Who the fuck is Tony?
Pretty sure the fact that Republicans have gutted OSHA over the years is a major part of the problem. Not a state-level regulation fail, just another consequence of small government fetishism at the national level. There will be more.
just another consequence of small government fetishism
These words make me cry, especially when pegged to Republicans.
Oh they never make government overall smaller--they tend to increase spending and debts far more than Democrats. But they do often succeed at the real goal small government rhetoric is meant to obscure: making government small for the rich and powerful.
Don't worry, you didn't need to explain that you don't get it.
No. No. Don't stop him. Watching Tony 'reason' is like watching a cute little kitten that's trapped itself in a paper-bag and is engaged in a life or death struggle to escape.

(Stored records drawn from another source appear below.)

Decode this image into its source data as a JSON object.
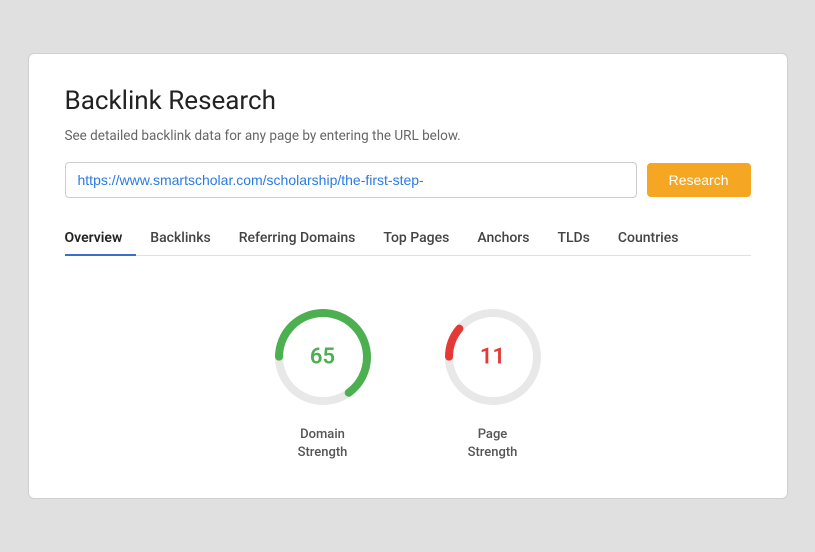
{
  "page": {
    "title": "Backlink Research",
    "subtitle": "See detailed backlink data for any page by entering the URL below.",
    "url_value": "https://www.smartscholar.com/scholarship/the-first-step-",
    "url_placeholder": "Enter URL",
    "research_button": "Research"
  },
  "tabs": [
    {
      "id": "overview",
      "label": "Overview",
      "active": true
    },
    {
      "id": "backlinks",
      "label": "Backlinks",
      "active": false
    },
    {
      "id": "referring-domains",
      "label": "Referring Domains",
      "active": false
    },
    {
      "id": "top-pages",
      "label": "Top Pages",
      "active": false
    },
    {
      "id": "anchors",
      "label": "Anchors",
      "active": false
    },
    {
      "id": "tlds",
      "label": "TLDs",
      "active": false
    },
    {
      "id": "countries",
      "label": "Countries",
      "active": false
    }
  ],
  "metrics": [
    {
      "id": "domain-strength",
      "value": "65",
      "label": "Domain\nStrength",
      "color": "green",
      "percent": 65
    },
    {
      "id": "page-strength",
      "value": "11",
      "label": "Page\nStrength",
      "color": "red",
      "percent": 11
    }
  ]
}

Only took him two posts to contradict his own story and show him to be the liar that he is.
You mean they're just like Democrats? Say it ain't so!
Tony| 5.10.13 @ 12:26PM |#
..."making government small for the rich and powerful."

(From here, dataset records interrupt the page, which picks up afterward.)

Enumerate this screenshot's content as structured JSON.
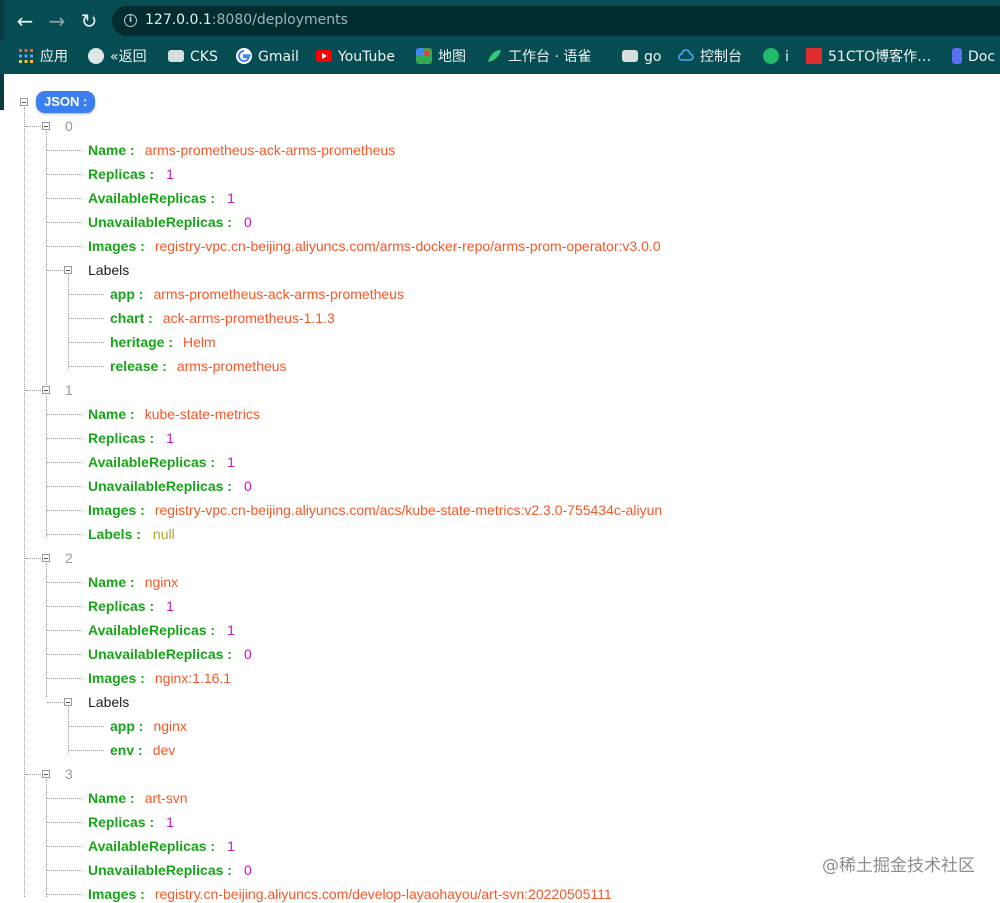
{
  "browser": {
    "url_host": "127.0.0.1",
    "url_rest": ":8080/deployments",
    "bookmarks": [
      "应用",
      "«返回",
      "CKS",
      "Gmail",
      "YouTube",
      "地图",
      "工作台 · 语雀",
      "go",
      "控制台",
      "i",
      "51CTO博客作…",
      "Doc"
    ]
  },
  "json_view": {
    "root_label": "JSON :",
    "items": [
      {
        "index": "0",
        "name": "arms-prometheus-ack-arms-prometheus",
        "replicas": "1",
        "available": "1",
        "unavailable": "0",
        "images": "registry-vpc.cn-beijing.aliyuncs.com/arms-docker-repo/arms-prom-operator:v3.0.0",
        "labels": [
          {
            "key": "app",
            "value": "arms-prometheus-ack-arms-prometheus"
          },
          {
            "key": "chart",
            "value": "ack-arms-prometheus-1.1.3"
          },
          {
            "key": "heritage",
            "value": "Helm"
          },
          {
            "key": "release",
            "value": "arms-prometheus"
          }
        ]
      },
      {
        "index": "1",
        "name": "kube-state-metrics",
        "replicas": "1",
        "available": "1",
        "unavailable": "0",
        "images": "registry-vpc.cn-beijing.aliyuncs.com/acs/kube-state-metrics:v2.3.0-755434c-aliyun",
        "labels_value": "null"
      },
      {
        "index": "2",
        "name": "nginx",
        "replicas": "1",
        "available": "1",
        "unavailable": "0",
        "images": "nginx:1.16.1",
        "labels": [
          {
            "key": "app",
            "value": "nginx"
          },
          {
            "key": "env",
            "value": "dev"
          }
        ]
      },
      {
        "index": "3",
        "name": "art-svn",
        "replicas": "1",
        "available": "1",
        "unavailable": "0",
        "images": "registry.cn-beijing.aliyuncs.com/develop-layaohayou/art-svn:20220505111"
      }
    ],
    "field_keys": {
      "name": "Name :",
      "replicas": "Replicas :",
      "available": "AvailableReplicas :",
      "unavailable": "UnavailableReplicas :",
      "images": "Images :",
      "labels_plain": "Labels",
      "labels_key": "Labels :"
    }
  },
  "watermark": "@稀土掘金技术社区",
  "colors": {
    "toolbar": "#064c53",
    "key": "#1aa31a",
    "string": "#f1592a",
    "number": "#c515c5",
    "null": "#a8a83a",
    "badge": "#3b7ef0"
  }
}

Poor shithead, trying to ignite the politics of envy and ending up only envying...
Fuck off, sockpuppet.
My ex's mother works for OSHA in a pretty high level post.
In my admittedly limited conversations with her, I have heard no complaints about it being gutted. To the contrary, she has crowed about the increased 'responsibilities' they are exercising.
Her frequent vacations and the money she gives to my ex implies that they aren't hurting too badly ...
I love your comedy routine.
Wait, you're serious about believing that?
Hav you tried complying with the reams of contradictory regulations? I work in a cubicle farm at a government office, and we can't even comply with them all. If OSHA is "gutted" it gutted itself by making it impossible to be in compliance, leading to people simply ignoring them.
Re: Tony,
You have NO idea, NO clue, not even a hint thrown to you in a pitiful attempt to help you not look foolish, of what you talk about.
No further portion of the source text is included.